Consider Using Essential Oils
Essential oils are growing in popularity as a way to promote wellness. Bergamot, vetiver, lavender, chamomile, and frankincense are some of the most popular oils used to treat anxiety and depression.
Oils can be used in a diffuser or an inhaler, as well as applied topically. To stay safe, remember that oils should always be diluted with a carrier such as fractionated coconut oil before being applied to the skin. Ingesting oils should never be done without consulting an experienced certified aromatherapist.
Keep a Journal
Journaling is an excellent self-care tactic for people who suffer from anxiety and depression. Getting your thoughts down on a paper often forces you to look more objectively at the problems you are facing, especially if you’re able to see previous journal entries and realize that similar issues you worried about in the past were resolved with minimal fuss.
Your journal can take whatever form makes you feel most comfortable. If you don’t enjoy writing long narratives, you can simply list your thoughts. If you’re more of a visual person, you can include doodles or collages that explore your feelings in more detail. The format doesn’t matter as long as you find a way to stick with a consistent journaling routine.
Learn to Set Boundaries
Wanting to make others happy is admirable, but not if it comes at the expense of your own health and wellbeing. If you are so overscheduled and burdened with other people’s problems that you have no time for self-care, setting firm boundaries with friends and family can greatly improve your mental health.
Self-care is not selfish. If helping others is affecting your ability to eat well, exercise, and maintain a wellness-focused lifestyle, you don’t need to feel guilty about cutting back. Giving yourself the space to tend to your physical and mental health will allow you to better be of service to your loved ones when it is most important.

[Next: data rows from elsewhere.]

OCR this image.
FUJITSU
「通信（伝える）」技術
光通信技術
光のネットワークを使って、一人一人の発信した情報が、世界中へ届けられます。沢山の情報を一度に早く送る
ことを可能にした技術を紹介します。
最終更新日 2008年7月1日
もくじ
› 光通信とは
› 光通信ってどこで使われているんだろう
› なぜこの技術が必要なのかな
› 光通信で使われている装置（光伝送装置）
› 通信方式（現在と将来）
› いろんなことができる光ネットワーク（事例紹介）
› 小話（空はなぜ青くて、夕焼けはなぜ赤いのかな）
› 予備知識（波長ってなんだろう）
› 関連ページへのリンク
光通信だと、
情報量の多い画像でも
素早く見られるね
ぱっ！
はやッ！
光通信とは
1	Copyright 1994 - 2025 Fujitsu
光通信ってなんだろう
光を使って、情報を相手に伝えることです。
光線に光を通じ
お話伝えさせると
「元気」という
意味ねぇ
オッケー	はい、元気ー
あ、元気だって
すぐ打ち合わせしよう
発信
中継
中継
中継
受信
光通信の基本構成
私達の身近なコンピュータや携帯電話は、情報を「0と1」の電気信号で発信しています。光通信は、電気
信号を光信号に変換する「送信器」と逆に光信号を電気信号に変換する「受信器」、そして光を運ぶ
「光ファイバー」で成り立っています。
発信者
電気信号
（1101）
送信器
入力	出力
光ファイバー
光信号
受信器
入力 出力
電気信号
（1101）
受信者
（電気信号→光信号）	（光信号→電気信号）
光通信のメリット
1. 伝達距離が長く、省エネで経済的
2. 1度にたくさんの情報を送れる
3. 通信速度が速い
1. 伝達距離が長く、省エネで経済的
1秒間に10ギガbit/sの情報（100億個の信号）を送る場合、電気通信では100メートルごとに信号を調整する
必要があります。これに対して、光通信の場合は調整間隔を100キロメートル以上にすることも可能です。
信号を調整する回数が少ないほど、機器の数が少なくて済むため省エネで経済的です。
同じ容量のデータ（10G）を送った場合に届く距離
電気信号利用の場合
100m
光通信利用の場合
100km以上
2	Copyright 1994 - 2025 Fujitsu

Recognize When Medication May Be Necessary
Although there are number of lifestyle modifications you can make to manage depression and anxiety, medication may be necessary in some cases. You should discuss your symptoms and desired treatment plan with your healthcare provider to make the decision that best fits your unique needs.
If you are currently taking medication to manage your depression or anxiety, keep in mind that abruptly discontinuing many of these drugs can cause uncomfortable withdrawal symptoms and potentially dangerous mood fluctuations. Tapering your medication is considered the safest way to transition to managing your condition throughout lifestyle modifications alone.